L'Ordre des chirurgiens-dentistes condamné pour entente illicite ou prohibée, en matière de nettoyage des prothèses dentaires

Titre complément
(Cour d'appel de Paris, arrêt du 7 mars 2006)
Auteur(s)
Isabelle Lucas-Baloup
Contenu

En adressant une lettre circulaire à l'ensemble des maisons de retraite d'un département faisant état de sa position en matière de nettoyage des prothèses dentaires, l'Ordre profes-sionnel des chirurgiens dentistes est sorti de sa mission de service public.

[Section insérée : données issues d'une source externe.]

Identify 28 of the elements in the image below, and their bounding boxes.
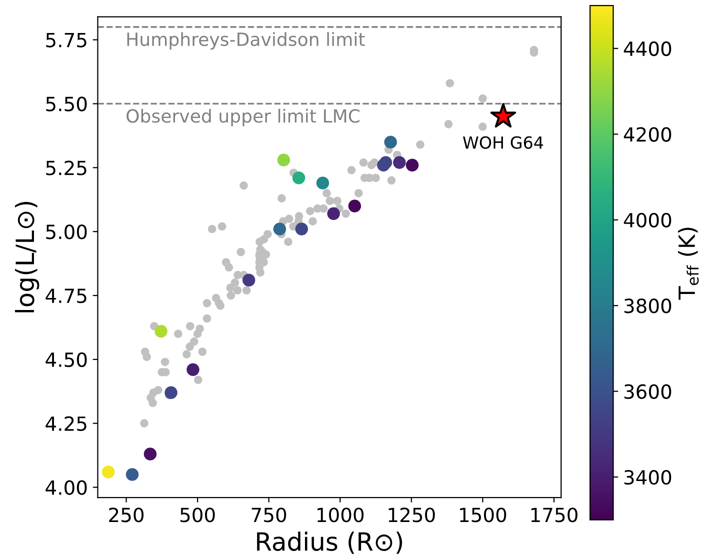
color-bar-label: 3800	[624, 298, 672, 314]
annotation: WOH G64	[462, 136, 544, 149]
color-bar-label: 4200	[624, 127, 672, 142]
x-tick-label: 500	[180, 508, 215, 522]
color-bar-label: 4400	[624, 41, 672, 56]
y-tick-label: 4.75	[46, 288, 86, 304]
y-axis-title: log(L/L⊙)	[14, 202, 40, 312]
x-tick-label: 750	[252, 508, 286, 522]
ref-line-label: Observed upper limit LMC	[126, 108, 360, 126]
y-tick-label: 5.00	[46, 224, 87, 240]
color-bar-title: T$_{eff}$ (K)	[678, 228, 699, 300]
x-axis-title: Radius (R⊙)	[257, 532, 402, 554]
y-tick-label: 4.00	[46, 480, 87, 495]
x-tick-label: 1250	[388, 508, 435, 522]
x-tick-label: 1750	[531, 508, 578, 522]
color-bar-label: 3600	[624, 384, 672, 399]
x-tick-label: 1000	[318, 508, 364, 522]
y-tick-label: 5.75	[46, 32, 86, 48]
color-bar-label: 3400	[624, 470, 672, 485]
y-tick-label: 4.25	[46, 416, 86, 432]
y-tick-label: 4.50	[46, 352, 87, 368]
x-tick-label: 250	[109, 508, 144, 522]
point	[490, 103, 516, 128]
ref-line-label: Humphreys-Davidson limit	[127, 32, 365, 50]
x-tick-label: 1500	[460, 508, 506, 522]
color-bar-label: 4000	[624, 212, 672, 228]
y-tick-label: 5.25	[46, 160, 86, 176]
y-tick-label: 5.50	[46, 96, 87, 112]
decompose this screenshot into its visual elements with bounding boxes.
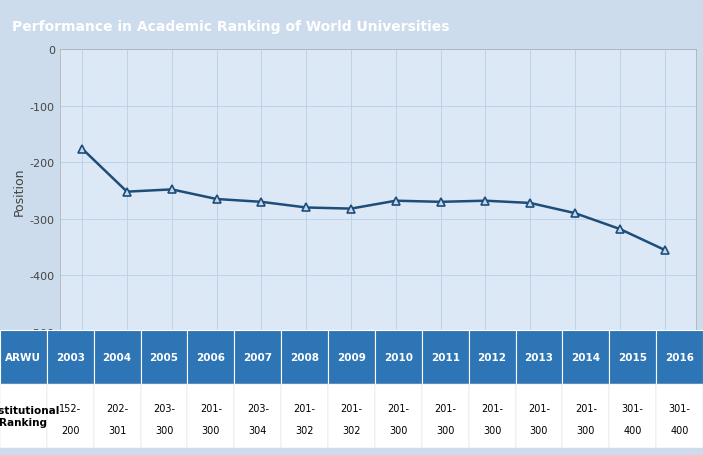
Text: 301-: 301- [669, 404, 690, 414]
Text: 400: 400 [671, 425, 689, 435]
Bar [0, 384, 47, 448]
Bar [515, 384, 562, 448]
Text: 300: 300 [155, 425, 173, 435]
Text: 201-: 201- [481, 404, 503, 414]
Text: ARWU: ARWU [6, 353, 41, 363]
Text: 2004: 2004 [103, 353, 131, 363]
Text: 2009: 2009 [337, 353, 366, 363]
Bar [562, 331, 610, 384]
Bar [515, 331, 562, 384]
Text: 201-: 201- [200, 404, 222, 414]
Text: 301: 301 [108, 425, 127, 435]
Text: 2013: 2013 [524, 353, 553, 363]
Bar [328, 384, 375, 448]
Text: Performance in Academic Ranking of World Universities: Performance in Academic Ranking of World… [12, 20, 449, 34]
Bar [422, 384, 469, 448]
Text: Institutional
Ranking: Institutional Ranking [0, 405, 60, 427]
Bar [141, 331, 188, 384]
Bar [375, 384, 422, 448]
Text: 304: 304 [249, 425, 267, 435]
Text: 2016: 2016 [665, 353, 694, 363]
Text: 152-: 152- [59, 404, 82, 414]
Bar [47, 331, 93, 384]
Text: 300: 300 [389, 425, 408, 435]
Bar [375, 331, 422, 384]
Text: 301-: 301- [621, 404, 644, 414]
Text: 300: 300 [436, 425, 454, 435]
Bar [656, 331, 703, 384]
Bar [422, 331, 469, 384]
Text: 201-: 201- [294, 404, 316, 414]
Bar [328, 331, 375, 384]
Text: 201-: 201- [387, 404, 409, 414]
Text: 2003: 2003 [56, 353, 85, 363]
Text: 302: 302 [295, 425, 314, 435]
Text: 201-: 201- [340, 404, 363, 414]
Text: 202-: 202- [106, 404, 128, 414]
Bar [188, 331, 234, 384]
Text: 2008: 2008 [290, 353, 319, 363]
Bar [234, 384, 281, 448]
Text: 200: 200 [61, 425, 79, 435]
Bar [93, 331, 141, 384]
Bar [469, 384, 515, 448]
Text: 2005: 2005 [150, 353, 179, 363]
Bar [281, 384, 328, 448]
Text: 300: 300 [202, 425, 220, 435]
Bar [93, 384, 141, 448]
Bar [281, 331, 328, 384]
Text: 2014: 2014 [572, 353, 600, 363]
Text: 300: 300 [530, 425, 548, 435]
Text: 2011: 2011 [431, 353, 460, 363]
Bar [610, 384, 656, 448]
Bar [656, 384, 703, 448]
Text: 302: 302 [342, 425, 361, 435]
Text: 2015: 2015 [618, 353, 647, 363]
Text: 300: 300 [483, 425, 501, 435]
Text: 300: 300 [576, 425, 595, 435]
Bar [47, 384, 93, 448]
Bar [0, 331, 47, 384]
Text: 201-: 201- [434, 404, 456, 414]
Bar [141, 384, 188, 448]
Bar [234, 331, 281, 384]
Text: 2010: 2010 [384, 353, 413, 363]
Bar [610, 331, 656, 384]
Text: 400: 400 [624, 425, 642, 435]
Text: 203-: 203- [153, 404, 175, 414]
Bar [469, 331, 515, 384]
Text: 201-: 201- [575, 404, 597, 414]
Text: 203-: 203- [247, 404, 269, 414]
Text: 2006: 2006 [196, 353, 226, 363]
Bar [562, 384, 610, 448]
Text: 2012: 2012 [477, 353, 507, 363]
Text: 2007: 2007 [243, 353, 272, 363]
Bar [188, 384, 234, 448]
Text: 201-: 201- [528, 404, 550, 414]
Y-axis label: Position: Position [13, 167, 25, 215]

En effet, en déclarant que " seul un chirurgien dentiste est habilité et possède la compétence nécessaire pour faire face à toutes les situations qui peuvent être créées par le nettoyage de prothèses ", l'Ordre s'est livré à une interprétation de la législation applicable à son activité, en prenant position sur un point de technique médicale, sous une forme qui ne peut être considérée comme un simple avis.
Le Conseil de la concurrence était donc compétent pour apprécier ce comportement, au regard des textes réprimant les pratiques abusives en matière de concurrence.
La 1ère chambre de la Cour d'appel de Paris, dans son arrêt du 7 mars 2006, juge que le Conseil de la concurrence a pu justement relever qu'il existait deux types de nettoyage :
- le nettoyage quotidien au moyen de comprimés ou par brossage,
- et le nettoyage ponctuel utilisant des procédés particuliers et destiné à une remise en état d'une prothèse mal entretenue, lesquels constituent deux marchés différents.
L'envoi de la lettre circulaire, le refus de déférer à un rappel de la loi par la DGCCRF et la qualification dénigrante de la prestation effectuée par un prothésiste constituent des pratiques d'action concertée entrant dans les prévisions de l'arti-cle L. 420-1 du code de commerce.
La Cour de Paris constate que le Conseil National et le Conseil départemental de l'Ordre des chirurgiens-dentistes du Puy-de-Dôme ont manifestement voulu, en intégrant dans le champ de leur monopole l'activité de nettoyage des prothèses amovibles, en fermer l'accès à d'autres professionnels. Cette pratique a eu pour effet de priver les consommateurs d'un service de soins à domicile utile et même indispensable à l'hygiène buccale.
La sanction pécuniaire infligée au Conseil départemental est réduite à un euro, dès lors qu'il a suivi la position du Conseil National et la mesure de publication est confirmée par la Cour d'appel de Paris.